(70d) In Situ One-Step Synthesis of Hierarchical Nitrogen-Doped Porous Carbons Derived from Metal-Organic Frameworks for Supercapacitors

Authors: 
Jeon, J. W., Texas A&M University
Nune, S., Pacific Northwest National Laboratory
Lutkenhaus, J., Texas A&M University

Undoped porous carbon is a widely explored electrode material for supercapacitors due to its low cost, good stability, and high surface area. However, undoped porous carbon shows limited performance since it stores charge by a single mechanism via the electric double layer.
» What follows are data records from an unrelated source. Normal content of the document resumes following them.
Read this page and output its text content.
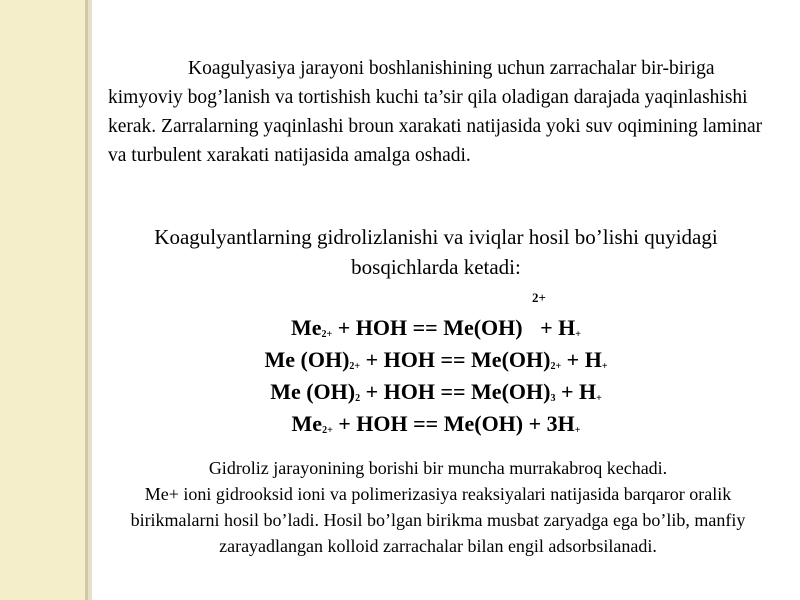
Koagulyasiya jarayoni boshlanishining uchun zarrachalar bir-biriga kimyoviy bog’lanish va tortishish kuchi ta’sir qila oladigan darajada yaqinlashishi kerak. Zarralarning yaqinlashi broun xarakati natijasida yoki suv oqimining laminar va turbulent xarakati natijasida amalga oshadi.

Koagulyantlarning gidrolizlanishi va iviqlar hosil bo’lishi quyidagi bosqichlarda ketadi:

2+
$Me_{2+}$ + HOH == $Me(OH) + H_+$
Me $(OH)_{2+}$ + HOH == $Me(OH)_{2+} + H_+$
Me $(OH)_2$ + HOH == $Me(OH)_3 + H_+$
$Me_{2+}$ + HOH == $Me(OH) + 3H_+$

Gidroliz jarayonining borishi bir muncha murrakabroq kechadi.
Me+ ioni gidrooksid ioni va polimerizasiya reaksiyalari natijasida barqaror oralik birikmalarni hosil bo’ladi. Hosil bo’lgan birikma musbat zaryadga ega bo’lib, manfiy zarayadlangan kolloid zarrachalar bilan engil adsorbsilanadi.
Recently, nitrogen-doped porous carbon was found to exhibit enhanced electrochemical performance due to its altered chemical structure and additional pseudocapacitance originating from nitrogen heteroatoms. To synthesize nitrogen-doped porous carbons various preparation methods have been explored such as chemical vapor deposition, plasma treatment, thermal annealing, etc. Most of these methods require multiple steps and are not easily scaled. Furthermore, it is very challenging to control nitrogen content.

           Here, we report the synthesis of nitrogen-doped porous carbon by one-step carbonization of isorecticular metal-organic frameworks (IRMOF-3). No additional template or pore-forming agent, or carbon and nitrogen sources are required. IRMOF-3 plays the role of both carbon and nitrogen sources as well as a self-template. Furthermore, the nitrogen content can be fine-tuned by changing carbonization temperature. The synthesized nitrogen-doped porous carbon exhibits excellent capacitance as high as 239 F g-1, which is much higher than analogous nitrogen-free porous carbons.